By noon, Schofield's soldiers were prepared for Hood's next move. They did not have to wait long. Enraged that the Federals had slipped past him at Spring Hill, Hood berated his subordinate officers and then ordered his army to resume its pursuit. Hood's army began to arrive outside of Franklin at about 1:00 p.m. on November 30, 1864. Once in position, Hood ordered an all-out attack that began about at 4:00 p.m. When the assault began, the Confederates easily overran the two divisions Wagner deployed in front of the main Union defenses, capturing nearly 700 Federals as they fled up the turnpike toward Franklin. The Rebels continued in hot pursuit. By the time Wagner's men reached the gap in the Union works, the soldiers of both armies were so intermingled that some of the defenders were unable to fire for fear of shooting their comrades. At that point, the center of the Union line was in danger of collapsing. As Confederate soldiers began pouring through the breach in the Union line, Emerson Opdycke ordered his brigade forward and plugged the gap. Emboldened by the success of the counterattack, other reserves and retreating Federals joined Opdycke's soldiers and drove the Rebels back to the original Union line. Hand-to-hand combat in this sector continued for several hours until well after sunset.

As the fighting raged at the center, the Federals repulsed two Rebel assaults on their left, inflicting heavy casualties on the Rebels. The Confederates had no more success attacking the Union right later in the evening near dark. Stalemated on all fronts, Hood called off the assault after dark with plans to resume in the morning. The successful Union defense bought enough time for Schofield's engineers to repair the bridges over the Harpeth River. Under orders from General Thomas in Nashville, Schofield's army began evacuating Franklin at 11:00 p.m. One of Schofield's subordinate officers, Brigadier General Jacob D. Cox, argued against the evacuation, feeling that the Federals could finish off Hood's army the next day. Despite Cox's objections, Schofield chose to follow Thomas's orders. By noon on December 1, 1864, Schofield's army began arriving at Nashville.
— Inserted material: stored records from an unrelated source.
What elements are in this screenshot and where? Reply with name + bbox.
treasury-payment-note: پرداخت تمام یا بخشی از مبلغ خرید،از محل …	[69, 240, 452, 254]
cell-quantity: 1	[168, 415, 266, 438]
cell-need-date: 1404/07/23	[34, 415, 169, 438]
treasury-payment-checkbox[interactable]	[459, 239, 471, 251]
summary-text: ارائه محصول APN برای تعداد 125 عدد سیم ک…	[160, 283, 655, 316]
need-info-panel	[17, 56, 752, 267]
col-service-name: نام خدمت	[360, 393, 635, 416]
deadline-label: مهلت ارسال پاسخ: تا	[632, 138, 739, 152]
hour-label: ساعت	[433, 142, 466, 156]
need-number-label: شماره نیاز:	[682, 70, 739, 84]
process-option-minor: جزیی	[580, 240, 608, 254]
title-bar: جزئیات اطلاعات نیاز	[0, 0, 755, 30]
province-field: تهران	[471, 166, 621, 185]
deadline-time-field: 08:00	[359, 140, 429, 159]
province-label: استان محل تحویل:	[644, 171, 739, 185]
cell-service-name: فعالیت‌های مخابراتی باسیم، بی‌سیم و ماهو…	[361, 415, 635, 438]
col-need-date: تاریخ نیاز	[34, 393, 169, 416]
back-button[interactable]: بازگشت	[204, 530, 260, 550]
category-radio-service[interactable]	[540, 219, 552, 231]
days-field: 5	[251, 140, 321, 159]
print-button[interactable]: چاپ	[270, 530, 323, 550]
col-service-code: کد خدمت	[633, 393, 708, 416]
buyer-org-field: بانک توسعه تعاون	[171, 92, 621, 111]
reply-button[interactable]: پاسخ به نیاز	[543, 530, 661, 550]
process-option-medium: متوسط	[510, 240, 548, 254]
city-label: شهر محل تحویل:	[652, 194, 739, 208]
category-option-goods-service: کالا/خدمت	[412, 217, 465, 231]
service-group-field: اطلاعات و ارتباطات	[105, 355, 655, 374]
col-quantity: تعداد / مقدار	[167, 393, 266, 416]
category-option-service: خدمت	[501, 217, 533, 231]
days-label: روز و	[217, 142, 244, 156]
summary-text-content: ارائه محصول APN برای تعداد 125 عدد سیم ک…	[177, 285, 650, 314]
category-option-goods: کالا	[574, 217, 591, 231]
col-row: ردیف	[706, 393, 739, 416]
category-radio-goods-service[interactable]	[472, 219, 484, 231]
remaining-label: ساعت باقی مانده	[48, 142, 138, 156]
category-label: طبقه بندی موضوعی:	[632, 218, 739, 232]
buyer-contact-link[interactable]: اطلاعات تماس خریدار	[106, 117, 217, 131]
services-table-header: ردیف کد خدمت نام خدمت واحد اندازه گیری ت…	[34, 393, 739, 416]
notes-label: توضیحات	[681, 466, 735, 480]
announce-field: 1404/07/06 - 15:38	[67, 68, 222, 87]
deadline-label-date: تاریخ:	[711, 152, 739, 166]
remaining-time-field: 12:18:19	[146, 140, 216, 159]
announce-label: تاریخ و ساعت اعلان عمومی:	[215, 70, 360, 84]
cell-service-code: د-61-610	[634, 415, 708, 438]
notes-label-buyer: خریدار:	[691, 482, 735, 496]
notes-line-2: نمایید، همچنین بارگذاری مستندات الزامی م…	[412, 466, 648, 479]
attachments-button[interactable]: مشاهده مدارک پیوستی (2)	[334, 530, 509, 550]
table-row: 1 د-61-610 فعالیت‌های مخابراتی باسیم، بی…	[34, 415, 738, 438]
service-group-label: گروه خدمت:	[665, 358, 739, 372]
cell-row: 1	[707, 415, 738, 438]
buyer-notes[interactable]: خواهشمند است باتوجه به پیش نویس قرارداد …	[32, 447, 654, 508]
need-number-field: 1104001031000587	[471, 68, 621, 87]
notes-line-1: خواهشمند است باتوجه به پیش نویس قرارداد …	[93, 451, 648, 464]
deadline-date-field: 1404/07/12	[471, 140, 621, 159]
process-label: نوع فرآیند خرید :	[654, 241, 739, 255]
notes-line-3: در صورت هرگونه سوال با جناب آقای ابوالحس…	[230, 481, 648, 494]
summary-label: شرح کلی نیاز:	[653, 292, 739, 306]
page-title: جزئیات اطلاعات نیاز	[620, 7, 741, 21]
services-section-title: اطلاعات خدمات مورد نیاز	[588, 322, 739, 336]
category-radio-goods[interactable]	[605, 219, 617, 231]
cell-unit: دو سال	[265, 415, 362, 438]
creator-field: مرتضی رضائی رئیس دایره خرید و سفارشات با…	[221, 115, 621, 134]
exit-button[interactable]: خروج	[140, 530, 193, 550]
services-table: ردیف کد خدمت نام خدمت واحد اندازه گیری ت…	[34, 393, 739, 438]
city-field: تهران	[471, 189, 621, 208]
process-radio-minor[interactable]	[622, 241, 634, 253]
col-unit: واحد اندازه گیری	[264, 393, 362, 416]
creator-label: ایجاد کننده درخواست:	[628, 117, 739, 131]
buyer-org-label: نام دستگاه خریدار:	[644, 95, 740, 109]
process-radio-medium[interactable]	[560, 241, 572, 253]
Ohio units that participated in the Battle of Franklin included:

Infantry units:

  • 13th Regiment Ohio Volunteer Infantry
  • 15th Regiment Ohio Volunteer Infantry
  • 19th Regiment Ohio Volunteer Infantry
  • 26th Regiment Ohio Volunteer Infantry
  • 40th Regiment Ohio Volunteer Infantry
  • 41st Regiment Ohio Volunteer Infantry
  • 45th Regiment Ohio Volunteer Infantry
  • 49th Regiment Ohio Volunteer Infantry
  • 50th Regiment Ohio Volunteer Infantry
  • 51st Regiment Ohio Volunteer Infantry
  • 64th Regiment Ohio Volunteer Infantry
  • 65th Regiment Ohio Volunteer Infantry
  • 71st Regiment Ohio Volunteer Infantry
  • 90th Regiment Ohio Volunteer Infantry
  • 93rd Regiment Ohio Volunteer Infantry
  • 97th Regiment Ohio Volunteer Infantry
  • 100th Regiment Ohio Volunteer Infantry
  • 101st Regiment Ohio Volunteer Infantry
  • 103rd Regiment Ohio Volunteer Infantry
  • 104th Regiment Ohio Volunteer Infantry
  • 111th Regiment Ohio Volunteer Infantry
  • 118th Regiment Ohio Volunteer Infantry
  • 124th Regiment Ohio Volunteer Infantry
  • 125th Regiment Ohio Volunteer Infantry
  • 175th Regiment Ohio Volunteer Infantry
  • 183rd Regiment Ohio Volunteer Infantry

Artillery units:

  • Battery A, 1st Ohio Light Artillery Regiment
  • Battery D, 1st Ohio Light Artillery Regiment
  • Battery G, 1st Ohio Light Artillery Regiment
  • 6th Ohio Artillery Regiment
  • 20th Ohio Artillery Regiment

Cavalry Units:

  • 7th Ohio Volunteer Cavalry Regiment

The Battle of Franklin was a devastating loss for the Confederacy. The Rebels suffered over 6,200 casualties, including 1,750 killed, compared to fewer than 2,500 Union casualties, including 189 killed. In addition, Hood lost fourteen generals (six killed, seven wounded, and one captured), plus 55 regimental commanders. Most importantly, Schofield once more escaped Hood's grasp and united his army with Thomas's army in Nashville. At Columbia, Spring Hill and Franklin, the Confederate army faced an opponent of about equal strength. Throughout the remainder of Hood's Franklin-Nashville Campaign, the Rebels would face an army nearly twice their size.